At last we reached his quarters and swung inside. He backed up to a wall and hung facing us in the totally relaxed “spaceman’s crouch,” and tossed us a couple of odd widgets. I examined mine: it looked like a wristwatch with a miniature hair dryer attached. Then he tossed us a pair of cigarettes and I got it. Mass priorities in a military craft differ from those of essentially luxury operations like ours or Skyfac’s: the
Champion’s
air system was primitive, not only low-pressure but inefficient. The widgets were combination air-cleaner/ashtrays. I slipped mine over my wrist and lit up.

“Major William Cox,” I said formally, “Norrey Armstead. Vice versa.”

It is of course impossible to bow when your shoulders are velcro’d to the wall, but Bill managed to signify. Norrey gave him what we call the free-fall curtsy, a movement we worked out idly one day on the theory that we might someday give curtain calls to a live audience. It’s indescribable but spectacular, as frankly sexual as a curtsy and as graceful.

Bill blinked, but recovered. “I am honored, Ms. Armstead. I’ve seen all the tapes you’ve released, and—well, this will be easy to misunderstand, but you’re her sister.”

Norrey smiled. “Thank you, Major—”

“Bill.”

“—Bill. That’s high praise. Charlie’s told me a lot about you.”

“Likewise, one drunken night when we met dirtside. Afterwards.”

I remembered the night—weeks before I had consciously realized that I was in love with Norrey—but not the conversation. My subconscious tells me only what it thinks I ought to know.

“Now you must both forgive me,” he went on, and I noticed for the first time that he was in a hurry. “I’d like nothing better than to chat, but I can’t. Please get out of your p-suits, quickly.”

“Even more than a shower, I’d like some answers, Bill,” I said. “What the hell brings you out our way, just in the nicotine like that? I don’t believe in miracles, not that kind anyway. And why the hush?”

“Yes,” Norrey chimed in, “and why didn’t your own Ground Control know you were in the area?”

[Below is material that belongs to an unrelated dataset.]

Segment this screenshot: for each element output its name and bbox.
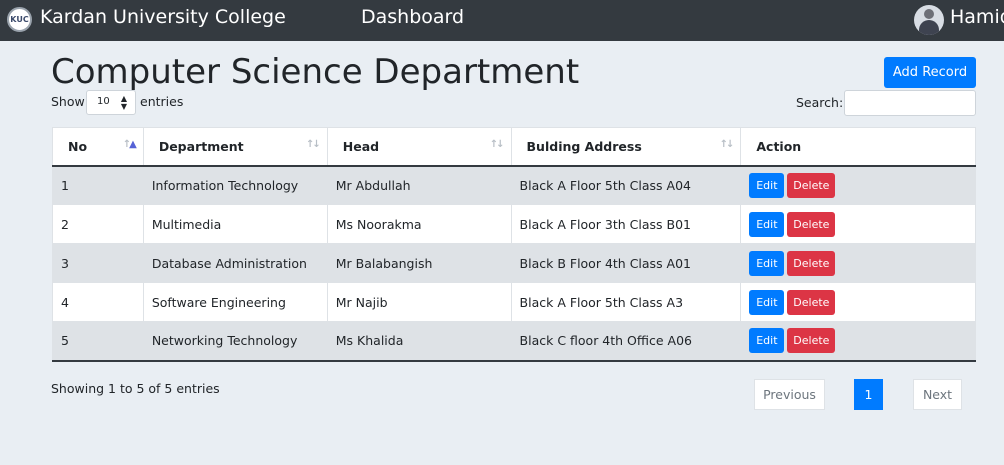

Cox held up both hands. “Whoa. The answer to your questions run about twenty minutes minimum. In—” he glanced at his watch, “less than three we accelerate at two gravities. That’s why I want you out of those suits—my bed
will
accommodate air tank fittings, but you’d be uncomfortable as hell.”

“What? Bill, what the hell are you talking about? Accelerate where? Home is a couple o’ dozen klicks that-away.”

“Your friends will be picked up by the same shuttle that is fetching Dr. Panzella,” Cox said. “They’ll join us at Skyfac in a matter of hours. But you two can’t wait.”

“For
what
?” I hollered.

Bill arm-wrestled me with his eyes, and lost. “Damn it,” he said, then paused. “I have specific orders not to tell you a thing.” He glanced at his chronometer. “And I really do have to get back to the Worry Hole. Look, if you’ll trust me and pay attention, I can give you the whole twenty minutes in two sentences, all right?”